Smart Sand Form 4: VP Robert Kiszka Retains Nearly 1 M Shares After Tax Withholding
Rhea-AI Filing Summary
Form 4 filing for Smart Sand, Inc. (SND) discloses routine insider share withholding for tax purposes.
- Reporting person: Robert Kiszka, Executive VP of Operations.
- Transaction date: 07/30/2025.
- Transaction code F: 5,034 common shares were withheld at $2.08 per share to satisfy taxes triggered by the vesting of a previously granted restricted-stock award.
- Post-transaction ownership: 530,648 shares held directly plus 448,738 shares held indirectly through an LLC that Kiszka fully controls, totaling 979,386 shares.
- No derivative activity reported in Table II.
The filing reflects an administrative, non-open-market reduction in shares and indicates the executive retains a sizable equity stake, maintaining alignment with shareholders.
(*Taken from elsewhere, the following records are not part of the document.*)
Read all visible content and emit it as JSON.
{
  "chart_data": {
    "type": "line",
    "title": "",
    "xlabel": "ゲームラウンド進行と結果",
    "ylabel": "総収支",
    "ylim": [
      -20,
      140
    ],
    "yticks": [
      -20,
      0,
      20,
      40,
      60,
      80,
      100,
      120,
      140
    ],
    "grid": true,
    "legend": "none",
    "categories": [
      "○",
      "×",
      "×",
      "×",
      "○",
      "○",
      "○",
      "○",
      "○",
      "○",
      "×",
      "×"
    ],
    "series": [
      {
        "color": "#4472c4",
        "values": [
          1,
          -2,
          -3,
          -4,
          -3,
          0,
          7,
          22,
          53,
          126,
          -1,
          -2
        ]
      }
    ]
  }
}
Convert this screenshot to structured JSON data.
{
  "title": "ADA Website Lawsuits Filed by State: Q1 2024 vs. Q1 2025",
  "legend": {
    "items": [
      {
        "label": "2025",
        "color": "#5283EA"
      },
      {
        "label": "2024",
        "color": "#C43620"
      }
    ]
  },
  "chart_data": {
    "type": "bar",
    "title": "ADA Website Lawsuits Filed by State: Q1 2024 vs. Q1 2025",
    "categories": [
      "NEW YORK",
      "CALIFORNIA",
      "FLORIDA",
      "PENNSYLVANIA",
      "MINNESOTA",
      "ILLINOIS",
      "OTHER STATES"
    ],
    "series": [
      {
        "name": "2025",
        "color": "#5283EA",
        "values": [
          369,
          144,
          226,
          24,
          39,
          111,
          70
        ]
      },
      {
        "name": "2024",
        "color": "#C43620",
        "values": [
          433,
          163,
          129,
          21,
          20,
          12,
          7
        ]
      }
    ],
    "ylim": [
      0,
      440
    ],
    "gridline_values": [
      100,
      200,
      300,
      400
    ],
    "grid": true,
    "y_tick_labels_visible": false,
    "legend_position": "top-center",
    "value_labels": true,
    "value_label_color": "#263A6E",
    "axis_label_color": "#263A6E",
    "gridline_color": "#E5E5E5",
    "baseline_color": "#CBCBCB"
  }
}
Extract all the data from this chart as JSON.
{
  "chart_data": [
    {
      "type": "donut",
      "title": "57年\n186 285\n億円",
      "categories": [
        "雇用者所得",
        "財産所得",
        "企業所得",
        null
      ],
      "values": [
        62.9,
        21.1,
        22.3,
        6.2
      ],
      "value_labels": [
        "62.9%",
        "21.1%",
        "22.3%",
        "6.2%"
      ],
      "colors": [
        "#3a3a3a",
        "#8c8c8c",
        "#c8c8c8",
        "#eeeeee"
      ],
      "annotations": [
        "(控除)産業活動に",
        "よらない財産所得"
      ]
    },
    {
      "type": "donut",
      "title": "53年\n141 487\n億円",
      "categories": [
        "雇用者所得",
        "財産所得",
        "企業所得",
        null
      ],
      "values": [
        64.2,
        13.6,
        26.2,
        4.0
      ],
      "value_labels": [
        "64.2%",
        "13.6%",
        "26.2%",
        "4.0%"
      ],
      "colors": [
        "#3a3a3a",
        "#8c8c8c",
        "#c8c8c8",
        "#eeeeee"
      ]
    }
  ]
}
No information on earnings, guidance or other corporate events is included.
Positive
- Executive retains a significant 979,386-share stake, reflecting continued alignment with shareholder interests.
Negative
- 5,034 shares were removed from insider ownership (tax withholding), slightly reducing insider float.
Insights
TL;DR — Routine tax-withholding; negligible market impact, insider still holds ~1 M shares.
This Form 4 shows a standard F-code transaction: 5,034 shares forfeited to cover taxes upon vesting of restricted stock. Such events are automatic and do not signal a discretionary sale. Kiszka’s aggregate position—over 979 k shares—remains intact, underscoring continued insider exposure to SND’s equity performance. Given the small size (<1 % of his total holdings and immaterial relative to SND’s float) and absence of open-market selling, I classify the filing as neutral for valuation or sentiment.
Insider Trade Summary
| Type | Security | Shares | Price | Value |
|---|---|---|---|---|
| Tax Withholding | Common Stock | 5,034 | $2.08 | $10K |
| holding | Common Stock | -- | -- | -- |
Footnotes (1)
- Represents shares withheld for tax purposes upon the vesting of restricted stock granted to the Reporting Person, the vesting of which is based on the Reporting Person's continued employment with or service to the Issuer on the applicable vesting date. Held by a limited liability company ("LLC") of which the Reporting Person serves as the sole member with sole voting and investment control over the securities held thereby. The Reporting Person disclaims beneficial ownership of the securities held by the LLC except to the extent of his pecuniary interest therein.